First of all, the action line represents the figure's flow of motion. This is particularly important in portraying cats. Artists experienced in capturing a cat's movement in drawing begin their composition doodling with waves of lines on their paper or canvas, trying to imagine a suitable movement or action for their figure. Finding the right line of action is crucial to their drawing as they consider it the "mother of all foundations."

To artists, a lines of action is never be complicated, lest it makes the figure awkward and mangled. Bear in mind that cats move, and shall always be expected to move, in a very graceful manner that when captured on film and viewed frame by frame, it would be like the cat were posing for a magazine cover or centerfold. Do also consider the fluidity of the cat's movement. The gracefulness of its movement seems to provide an uncanny feeling of predictability, that you almost always know what it is going to do next, except that this understanding is based on your feeling, as if you yourself were the cat. A cat glides through an unbroken sequence of what may seem to be a pre-scripted motion. Notice this difference when observing birds. Birds are nervous and jerky, and will not stand still.

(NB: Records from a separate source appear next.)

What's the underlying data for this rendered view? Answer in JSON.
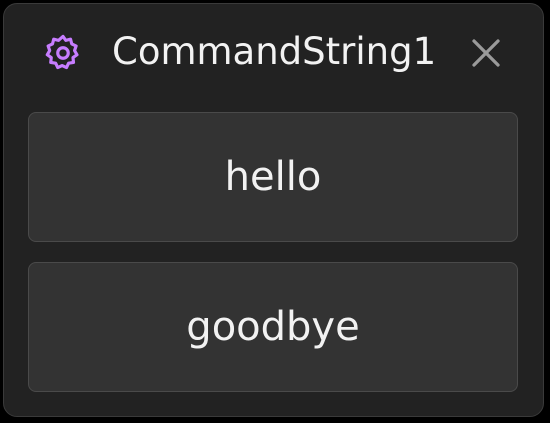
{
  "panel": {
    "title": "CommandString1",
    "icon": "gear-icon",
    "close_icon": "close-icon",
    "accent_color": "#c77dff"
  },
  "buttons": [
    {
      "label": "hello"
    },
    {
      "label": "goodbye"
    }
  ]
}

Cat artists will explain that there is a unique excitement derived from drawing cats, and it begins in finding the right line of action. While it is true that the line of action fundamentally determines the motion pose for any figure (human, for example), with the cat, the line easily becomes the figure. Usually, an action line appears as a pencil streak across a blank drawing field where a figure is later built upon. For the human figure, it is a vertical or diagonal line, slightly curved in representing its spine; for cats, it is many times horizontal but more bent like the current of a wave of water. The sprinting image of a cheetah, for example, with its all its legs up in the air, may begin with an action line that looks like a representation of an AC power stream. A kitten captured in a pouncing frolic over a yarn may basically look like diagonal overextended S.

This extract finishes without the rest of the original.